Department of Computer Science, University of Helsinki, Helsinki 00014, Finland.
Bioinformatics. 2021 Dec 11;37(24):4611-4619. doi: 10.1093/bioinformatics/btab516.
Variant calling workflows that utilize a single reference sequence are the de facto standard elementary genomic analysis routine for resequencing projects. Various ways to enhance the reference with pangenomic information have been proposed, but scalability combined with seamless integration to existing workflows remains a challenge.
We present PanVC with founder sequences, a scalable and accurate variant calling workflow based on a multiple alignment of reference sequences. Scalability is achieved by removing duplicate parts up to a limit into a founder multiple alignment, that is then indexed using a hybrid scheme that exploits general purpose read aligners. Our implemented workflow uses GATK or BCFtools for variant calling, but the various steps of our workflow (e.g. vcf2multialign tool, founder reconstruction) can be of independent interest as a basis for creating novel pangenome analysis workflows beyond variant calling.

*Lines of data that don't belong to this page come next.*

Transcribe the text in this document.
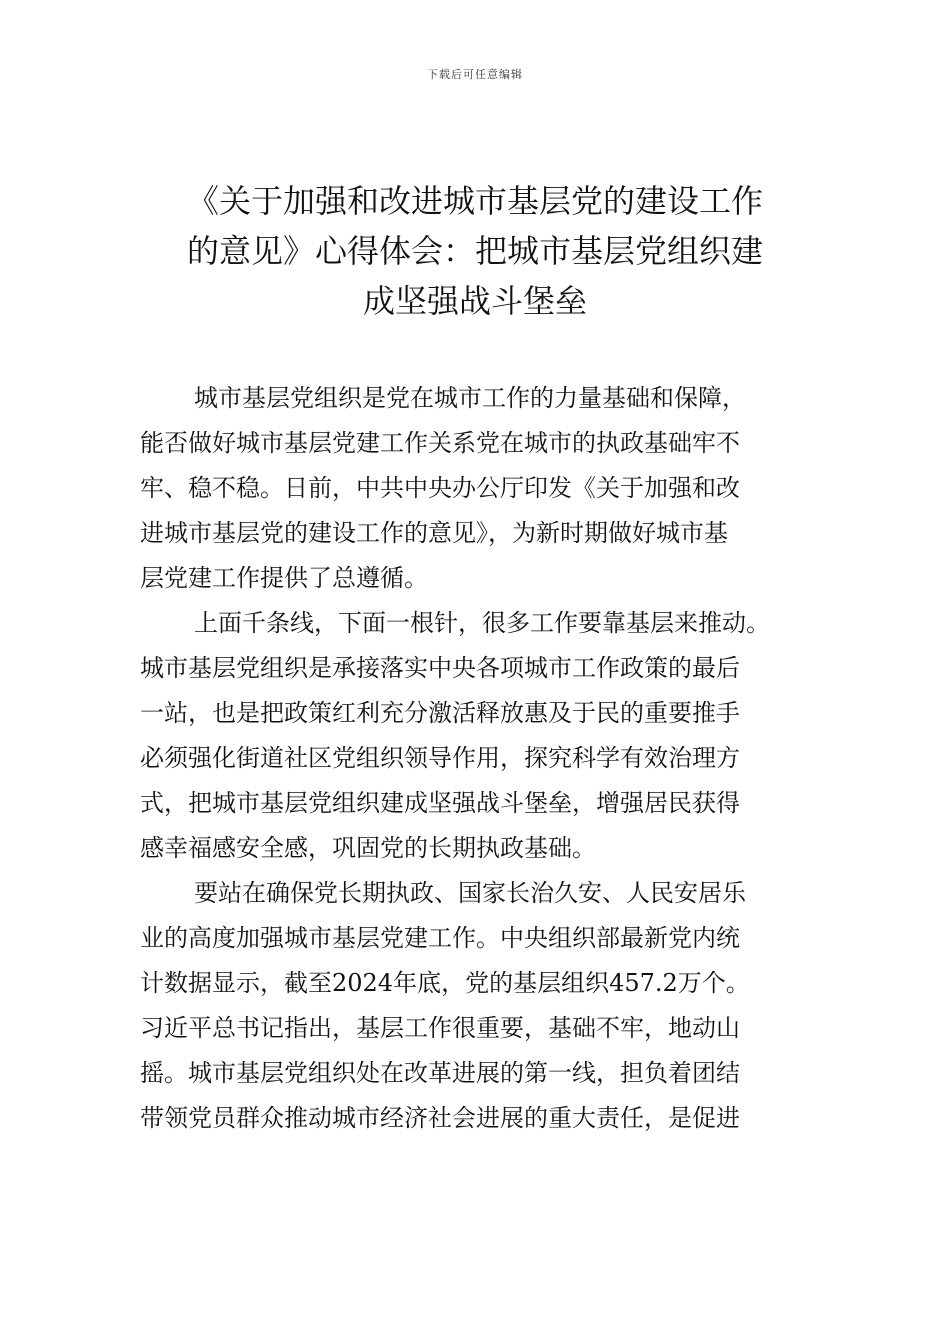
下载后可任意编辑
《关于加强和改进城市基层党的建设工作
的意见》心得体会：把城市基层党组织建
成坚强战斗堡垒
城市基层党组织是党在城市工作的力量基础和保障，
能否做好城市基层党建工作关系党在城市的执政基础牢不
牢、稳不稳。日前，中共中央办公厅印发《关于加强和改
进城市基层党的建设工作的意见》，为新时期做好城市基
层党建工作提供了总遵循。
上面千条线，下面一根针，很多工作要靠基层来推动。
城市基层党组织是承接落实中央各项城市工作政策的最后
一站，也是把政策红利充分激活释放惠及于民的重要推手
必须强化街道社区党组织领导作用，探究科学有效治理方
式，把城市基层党组织建成坚强战斗堡垒，增强居民获得
感幸福感安全感，巩固党的长期执政基础。
要站在确保党长期执政、国家长治久安、人民安居乐
业的高度加强城市基层党建工作。中央组织部最新党内统
计数据显示，截至2024年底，党的基层组织457.2万个。
习近平总书记指出，基层工作很重要，基础不牢，地动山
摇。城市基层党组织处在改革进展的第一线，担负着团结
带领党员群众推动城市经济社会进展的重大责任，是促进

Our open access tools and instructions how to reproduce our experiments are available at the following address: https://github.com/algbio/panvc-founders.
Supplementary data are available at Bioinformatics online.
利用单一参考序列的变异调用工作流程是重测序项目基本的标准基因组分析常规。已经提出了各种利用泛基因组信息增强参考序列的方法,但可扩展性以及与现有工作流程的无缝集成仍然是一个挑战。
我们提出了 PanVC 与创始序列,这是一种基于参考序列多重比对的可扩展且准确的变异调用工作流程。可扩展性是通过将重复部分最多去除到创始多重比对的限制内来实现的,然后使用利用通用读取比对器的混合方案对其进行索引。我们实现的工作流程使用 GATK 或 BCFtools 进行变异调用,但我们工作流程的各个步骤(例如 vcf2multialign 工具、创始重建)可以作为创建超越变异调用的新型泛基因组分析工作流程的基础,具有独立的意义。
我们的开放访问工具以及重现我们实验的说明可在以下地址获得:https://github.com/algbio/panvc-founders。
补充数据可在生物信息学在线获得。